The sauce is also really intriguing. Not only are the base ingredients a sweet-savory blend of chickpeas, pumpkin, and raisins plus generous bay leaves, but the spices really take it over the top, with a generous dose of cinnamon, ground ginger, butter, and rosewater right before serving. I'm pretty sure nobody in the room had had pasta with quite that variety of seasonings before! The reviews were a bit mixed: some people were thrown for a loop by flavors they traditionally associate with dessert, while others found it intriguing and compelling.

Mbattan kusha | Potato and ground lamb casserole | Recipe

The more common, and certainly more distinctive, version of mbattan involves cutting a big notch out of a potato, stuffing it with seasoned meat, and deep-frying it. While that would have been fun, it would have been too complicated to pull off for serving to several dozen people at once, even in a commercial kitchen. So instead, we went with a deconstructed, oven-baked variant with layers of pre-roasted potato slices sandwiching a very ample ground-lamb filling. While this was probably the least exotic dish of the evening, it was perhaps the most popular, and rightly so: a great contrast of crunchy potato with soft meat, and a nicely balanced seasoning throughout.

Harissa | Spicy sauce | Recipe

I didn't realize, until I tried to find them, that fresh red chili peppers are only available seasonally. Nowhere in town had them! So I went to my standby Asian market up on Killingsworth for two packages of frozen Thai peppers. (This coming summer I'll make a point of freezing the best red peppers I can find!)
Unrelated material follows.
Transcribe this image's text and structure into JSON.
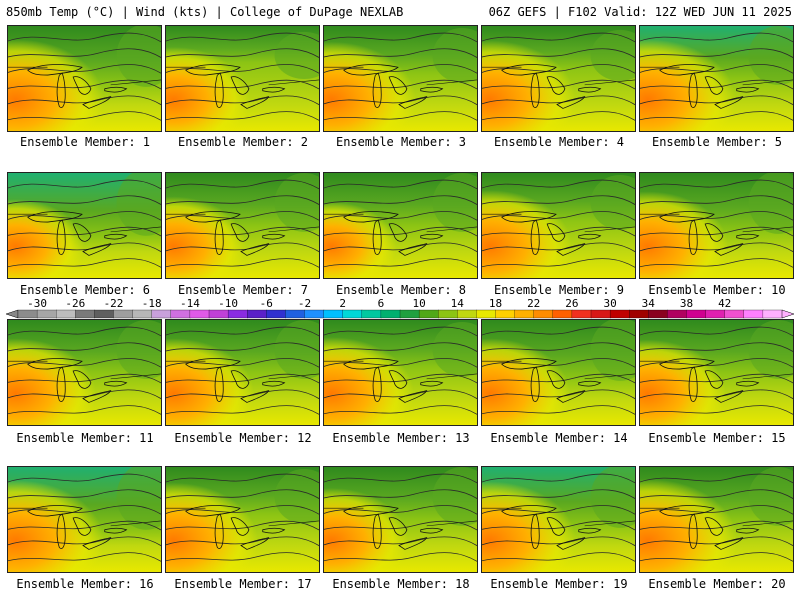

Finding the peppers was the second-hardest part; the hardest was making sure not to get any bit of it in my eyes! Once I accomplished those two, it was as simple as a little chopping of the ancillary ingredients, a blender, and a bit of time on the stove. I thought I'd made too much, but it turns out I underprepared, because every last bit was gone before the meal was over.

Basbousa bil tamr | Semolina cake with date filling | Recipe

The general technique for making cakes in the Middle East and the kitchens it's influenced is quite a bit foreign to my Eurocentric sensibilities. Whereas the cakes I know tend to be fluffy with the sugar baked in, these cakes are instead dense and fairly unsweet until they're doused with syrup after baking. (That's why baklava's so darn sticky.) In fact, this batter, based around semolina and coconut, was so thick that I pressed rather than pouring it into the pan. It was also a challenge to put together, since there's a layer of date paste sandwiched between two layers of that semolina-coconut dough. (Protip: try rolling out the date paste between waxed paper or saran wrap, it'd be a whole lot messy than pressing sections between your hands like I did!) The baking went fine, though the cake was positively swimming in syrup and we had to pour much of it off, so you can safely make quite a bit less than the recipe calls for.

I found it pretty tasty, but I've grown to like this type of dense, cloying treat. It went really well with the recommended qashta cream — if you can find it it'll probably be in a can with the Puck brand name, but World Foods in Portland happens to carry a fresh version that goes under a name that escapes me but is a heavenly rich, medium-tangy accompaniment.

Thanks once again to Whole Foods and everyone at Oregon Culinary Institute. This was a really special evening, a fittingly collaborative way to celebrate going halfway around the world, one feast at a time!